Jonas Winner erzählt in seinem dritten Thriller in Folge eine 1980er Jahre Geschichte, die sich anhand einer Party in der Gegenwart wiederholen soll. Damals war Halloween - Jugendliche kostümiert - ein letztes Mal vor Beendigung der Schullaufbahn treffen sie sich und zweiunddreißig Jahre später treffen sie sich wieder. Diesmal sind zwar nur elf von zahlreichen Jugendlichen, aber sie scheinen eine Clique von damals mehr oder weniger gewesen zu sein. Jonas Winner lässt anhand von Kostümen, Musik und Namen die 1980er Jahre für die Leserschaft wieder aufleben. Wer diese Zeit selbst erlebt hat, kann sich in diesen Charme hineinfühlen. Die Charaktere der einzelnen Figuren sich psychologisch und authentisch entwickelt, wobei manche Person sich im Laufe der Jahre positiv oder negativ entwickelt hat. Im ersten Drittel der Geschichte bleiben einzelne Textbausteine spannend, eher gleichbleibend spannend oder neutral. Die zu erwartende Spannung tritt erst im letzten Drittel auf, wobei diese Spannung durch abwechselnde Wendungen der einzelnen Handlungen der Protagonisten erzeugt wird. Der Charme der 1980er erinnert mich an den Thriller „Murderpark“, den Jonas Winner davor geschrieben hat. Er bevorzugt anscheinend die amerikanische Kultur und Geografie, weil diese sich in den beiden Thrillern widerspiegeln.

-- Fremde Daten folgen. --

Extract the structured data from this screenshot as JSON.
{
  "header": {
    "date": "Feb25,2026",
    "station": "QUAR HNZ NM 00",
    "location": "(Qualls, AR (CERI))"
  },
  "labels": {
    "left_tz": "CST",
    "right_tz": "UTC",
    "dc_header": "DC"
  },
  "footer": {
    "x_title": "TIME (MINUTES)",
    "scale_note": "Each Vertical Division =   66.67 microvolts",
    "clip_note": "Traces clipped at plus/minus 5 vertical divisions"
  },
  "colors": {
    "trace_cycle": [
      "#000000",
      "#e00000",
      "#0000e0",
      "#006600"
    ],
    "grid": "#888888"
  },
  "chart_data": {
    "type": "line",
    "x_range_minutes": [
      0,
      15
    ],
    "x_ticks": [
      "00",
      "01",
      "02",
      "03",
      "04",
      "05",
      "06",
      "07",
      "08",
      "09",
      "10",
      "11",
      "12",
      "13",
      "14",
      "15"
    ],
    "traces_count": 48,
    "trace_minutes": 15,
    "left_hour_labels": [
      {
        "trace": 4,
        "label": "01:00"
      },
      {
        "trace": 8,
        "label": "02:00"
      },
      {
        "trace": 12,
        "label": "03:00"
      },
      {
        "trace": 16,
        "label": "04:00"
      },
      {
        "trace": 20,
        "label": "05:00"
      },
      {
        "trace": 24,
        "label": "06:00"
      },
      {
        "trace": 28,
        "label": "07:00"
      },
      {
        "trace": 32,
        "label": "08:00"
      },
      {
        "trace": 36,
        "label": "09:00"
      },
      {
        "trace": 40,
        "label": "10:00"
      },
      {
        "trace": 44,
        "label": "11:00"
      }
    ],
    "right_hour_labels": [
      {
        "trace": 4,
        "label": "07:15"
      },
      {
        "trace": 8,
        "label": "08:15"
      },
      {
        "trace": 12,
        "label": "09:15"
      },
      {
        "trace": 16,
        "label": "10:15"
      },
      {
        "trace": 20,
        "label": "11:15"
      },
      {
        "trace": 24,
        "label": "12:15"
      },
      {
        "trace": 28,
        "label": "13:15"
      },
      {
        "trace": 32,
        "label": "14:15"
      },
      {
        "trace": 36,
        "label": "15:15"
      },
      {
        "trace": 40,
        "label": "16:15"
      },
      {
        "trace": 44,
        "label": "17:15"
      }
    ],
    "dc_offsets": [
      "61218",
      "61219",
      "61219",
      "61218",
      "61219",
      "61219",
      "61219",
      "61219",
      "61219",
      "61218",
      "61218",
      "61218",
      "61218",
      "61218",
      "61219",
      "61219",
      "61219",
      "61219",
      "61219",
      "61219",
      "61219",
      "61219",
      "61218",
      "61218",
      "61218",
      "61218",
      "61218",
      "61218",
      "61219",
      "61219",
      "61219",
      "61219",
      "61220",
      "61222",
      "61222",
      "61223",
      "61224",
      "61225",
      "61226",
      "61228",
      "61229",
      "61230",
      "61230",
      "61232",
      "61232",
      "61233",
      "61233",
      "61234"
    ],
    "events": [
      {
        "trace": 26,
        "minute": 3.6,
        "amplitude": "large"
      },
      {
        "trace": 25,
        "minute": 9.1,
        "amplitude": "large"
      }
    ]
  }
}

Aufgrund der neutralen Spannung und der erst zum Ende hin auftretenden steigenden Spannungen und Wendungen, hat mich dieser Thriller noch so überzeugt und unterhalten wie die beiden vorherigen Thriller von Jonas Winner. Beim Lesen hatte ich manches Mal das Gefühl, dass Ähnlichkeiten aus Geschichten von Stephen King hier Assoziationen hervorrufen.